6. L’arrêté attaqué est motivé par les nuisances sanitaires causées par les renards sur le territoire des communes de […], […], […] et […]. Toutefois, d’une part, si le préfet établit par les pièces qu’il produit que la présence d’un couple de renards avec quatre renardeaux entraîne localement des nuisances à un habitant du secteur […] Frenois, les éléments produits ne suffisent pas à établir que le secteur des communes visées par l’arrêté contesté comprendrait une augmentation importante et récente de la population de renards par rapport à la dynamique départementale. D’autre part, si l’arrêté attaqué est motivé par la nécessité de lutter contre les nuisances sanitaires, et notamment l’échinococcose alvéolaire, il n’est pas établi que la campagne de tirs et de piégeage autorisée sera de nature à freiner la dynamique de reproduction des renards et à limiter la prolifération de l’infection. En effet, il ressort des pièces du dossier, et notamment des documents produits par les associations requérantes, et dont le contenu n’est aucunement contesté par le préfet des Ardennes, que la réduction des populations de renards n’est pas un moyen d’éviter la prolifération de l’échinococcose alvéolaire et de prévenir la contamination vers l’homme. Au contraire, il ressort de ces mêmes documents que le renard est une espèce essentielle pour lutter contre la propagation d’autres infections, et notamment des maladies vectorielles telles que la maladie de Lyme, en tant que prédateur de rongeurs nuisibles. Enfin, l’arrêté contesté ne fixe aucune limitation quant au nombre de renards qu’il autorise à prélever.
N° 2002508 4
7. Il résulte de ce qui précède que les moyens tirés de l’erreur d’appréciation commise quant à la nécessité d’autoriser des chasses particulières aux renards sur les communes de […], […], […] et […] et tirés de l’absence de limitation du nombre de renards à prélever sont de nature à faire naître un doute sérieux quant à la légalité de l’arrêté.

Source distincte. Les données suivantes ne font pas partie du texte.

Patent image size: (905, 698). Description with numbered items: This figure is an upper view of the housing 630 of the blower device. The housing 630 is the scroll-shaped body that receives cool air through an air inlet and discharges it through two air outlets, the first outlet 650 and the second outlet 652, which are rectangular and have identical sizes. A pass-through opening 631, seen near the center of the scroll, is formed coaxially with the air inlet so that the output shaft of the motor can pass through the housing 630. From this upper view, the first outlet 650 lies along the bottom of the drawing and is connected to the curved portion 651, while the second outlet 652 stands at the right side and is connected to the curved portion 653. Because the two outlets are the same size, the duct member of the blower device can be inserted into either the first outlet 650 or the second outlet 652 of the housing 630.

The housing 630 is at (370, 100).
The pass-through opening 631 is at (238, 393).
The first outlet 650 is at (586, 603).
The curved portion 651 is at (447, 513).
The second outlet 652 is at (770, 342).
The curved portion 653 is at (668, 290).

Sur les frais liés au litige :
8. Dans les circonstances de l’espèce, il y a lieu de faire application de ces dispositions et de mettre à la charge de l’Etat une somme globale de 1500 euros au titre des frais exposés par les associations requérantes et non compris dans les dépens.
O R D O N N E :
Article 1er : L’exécution de l’arrêté du 10 novembre 2020 par lequel le préfet des Ardennes a organisé des chasses particulières aux renards sur les communes de […], […], […] et […] est suspendue.
Article 2 : L’Etat versera la somme globale de 1500 euros aux associations requérantes en application de l’article L. 761-1 du code de justice administrative.
Article 3 : La présente ordonnance sera notifiée à l’association ASPAS, à l’association Nature Grand Est et à la ministre de la transition écologique.
Copie en sera adressée au préfet des Ardennes.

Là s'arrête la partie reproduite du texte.